Il primo romanzo di Richard C. Morais (il cui titolo originale è “The Hundred-Foot Journey”) è l’equivalente di un cosiddetto film “di cassetta” americano: sin dalle prime battute si intuisce già come andrà a finire, per cui l’unica sua attrattiva è data dagli effetti scenici e dagli accorgimenti curiosi, avventurosi o scandalistici che vi si trovano nel mezzo. Inoltre, non offre alcuno stimolo moralistico o argomento che susciti riflessioni approfondite. Basti pensare che il tema più importante affrontato è l’esigenza, avvertita da un indiano, di custodire la tradizione francese in cucina.
In casi del genere, dunque, il giudizio non può che restringersi a un bello o a un brutto che si basi sulle scene o sulle immagini (qui, sulla capacità di saperle evocare), sull’interpretazione degli attori (qui, sulla raffigurazione dei personaggi) e sull’evoluzione della narrazione.
E, a mio parere, Madame Mallory e il piccolo chef indiano è bello. Anzi, delizioso.
Lo è perché l’idea stereotipata della metropoli indiana, da cui muove le mosse, è perfettamente raffigurata nella sua bolgia di donne e uomini che si muovono in ogni direzione, nel suo caos generale, nelle mille luci e colori. Così come ben descritte sono la silenziosa, grigia e soporifera città inglese, la moderatamente vivace provincia francese e la spocchiosa, gaudente e costosa Parigi.

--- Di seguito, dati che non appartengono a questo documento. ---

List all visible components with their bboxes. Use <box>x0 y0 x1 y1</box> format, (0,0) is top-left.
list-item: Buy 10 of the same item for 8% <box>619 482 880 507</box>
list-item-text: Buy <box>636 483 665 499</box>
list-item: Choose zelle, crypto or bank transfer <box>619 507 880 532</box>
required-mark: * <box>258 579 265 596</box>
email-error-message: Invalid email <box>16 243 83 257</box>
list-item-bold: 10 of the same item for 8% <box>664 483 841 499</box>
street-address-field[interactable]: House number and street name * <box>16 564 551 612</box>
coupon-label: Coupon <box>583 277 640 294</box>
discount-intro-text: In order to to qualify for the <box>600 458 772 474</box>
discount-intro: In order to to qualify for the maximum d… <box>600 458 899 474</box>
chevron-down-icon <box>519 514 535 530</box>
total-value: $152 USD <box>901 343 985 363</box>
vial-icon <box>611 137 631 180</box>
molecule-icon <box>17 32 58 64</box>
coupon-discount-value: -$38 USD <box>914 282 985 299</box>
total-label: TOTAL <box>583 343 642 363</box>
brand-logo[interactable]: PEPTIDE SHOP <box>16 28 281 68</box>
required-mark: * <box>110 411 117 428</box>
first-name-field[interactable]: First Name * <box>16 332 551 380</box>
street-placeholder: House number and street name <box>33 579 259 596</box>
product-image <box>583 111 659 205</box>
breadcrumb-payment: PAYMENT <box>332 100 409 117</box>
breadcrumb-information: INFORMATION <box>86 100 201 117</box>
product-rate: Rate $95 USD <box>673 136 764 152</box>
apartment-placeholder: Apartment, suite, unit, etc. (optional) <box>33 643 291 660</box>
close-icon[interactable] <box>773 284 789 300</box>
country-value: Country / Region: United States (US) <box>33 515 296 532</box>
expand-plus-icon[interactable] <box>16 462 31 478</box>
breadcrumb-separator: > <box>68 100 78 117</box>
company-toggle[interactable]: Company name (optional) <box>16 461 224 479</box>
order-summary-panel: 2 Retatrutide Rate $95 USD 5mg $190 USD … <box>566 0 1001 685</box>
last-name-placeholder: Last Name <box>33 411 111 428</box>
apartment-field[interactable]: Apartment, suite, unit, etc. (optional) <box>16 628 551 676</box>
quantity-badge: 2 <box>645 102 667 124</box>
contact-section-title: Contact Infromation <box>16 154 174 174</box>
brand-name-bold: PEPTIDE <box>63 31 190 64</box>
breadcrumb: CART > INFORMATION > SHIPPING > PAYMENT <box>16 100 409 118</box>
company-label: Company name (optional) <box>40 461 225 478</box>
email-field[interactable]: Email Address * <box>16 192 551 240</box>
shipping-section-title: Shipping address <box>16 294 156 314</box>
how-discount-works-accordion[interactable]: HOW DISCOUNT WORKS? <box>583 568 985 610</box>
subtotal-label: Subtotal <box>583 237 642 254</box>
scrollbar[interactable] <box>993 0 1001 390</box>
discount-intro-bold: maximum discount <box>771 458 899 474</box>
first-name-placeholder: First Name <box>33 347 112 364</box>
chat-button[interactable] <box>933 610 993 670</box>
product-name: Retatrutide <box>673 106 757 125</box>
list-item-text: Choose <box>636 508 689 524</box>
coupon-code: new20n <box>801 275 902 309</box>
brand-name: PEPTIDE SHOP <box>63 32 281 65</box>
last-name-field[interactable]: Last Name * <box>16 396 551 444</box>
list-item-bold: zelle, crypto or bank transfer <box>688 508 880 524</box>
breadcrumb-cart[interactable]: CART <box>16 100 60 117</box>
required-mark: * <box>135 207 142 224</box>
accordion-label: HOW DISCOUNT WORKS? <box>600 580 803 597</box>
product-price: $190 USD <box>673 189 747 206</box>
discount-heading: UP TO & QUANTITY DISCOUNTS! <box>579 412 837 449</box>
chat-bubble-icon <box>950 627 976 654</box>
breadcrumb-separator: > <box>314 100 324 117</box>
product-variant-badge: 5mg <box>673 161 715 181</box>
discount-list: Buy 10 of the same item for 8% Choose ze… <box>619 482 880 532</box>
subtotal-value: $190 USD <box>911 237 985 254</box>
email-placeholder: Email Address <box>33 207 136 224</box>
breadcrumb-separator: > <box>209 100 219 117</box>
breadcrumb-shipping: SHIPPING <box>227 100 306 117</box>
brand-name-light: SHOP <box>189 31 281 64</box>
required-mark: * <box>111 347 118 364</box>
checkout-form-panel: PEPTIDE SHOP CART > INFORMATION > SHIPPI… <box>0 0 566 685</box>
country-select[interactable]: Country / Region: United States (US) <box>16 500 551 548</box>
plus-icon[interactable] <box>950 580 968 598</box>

Lo è anche perché nei protagonisti, che pur sono accomunati dalla stessa vocazione, quella di eccellere nell’arte culinaria, sono distinguibili caratteri diversi, ancorché ciascuno di essi non sia mai rappresentato nella sua intima personalità.
Lo è, infine, soprattutto, perché il racconto della vita di un promesso chef indiano, dai primi esperimenti davanti ai fornelli fino al raggiungimento del più elevato riconoscimento internazionale attribuibile ad un cuoco, è resa in modo semplice, senza particolari sbalzi emotivi, attraverso una narrazione che scivola via liscia come l’olio.
Che altro dire? Assolutamente nulla, se non che nelle pagine dedicate ai ringraziamenti, l’autore ricorda che l’iniziativa di scrivere il libro era stata oltreché sua anche di un produttore cinematografico che gliel’avrebbe finanziato, ma che quest’ultimo non c’è più e, quindi, il progetto così come concepito inizialmente è andato a monte. Anche per questa ragione, l’autore non fa mistero del suo desiderio di vederlo comunque messo in scena. E quindi, non mi stupirebbe se tra poco ce lo trovassimo tra i film in programmazione.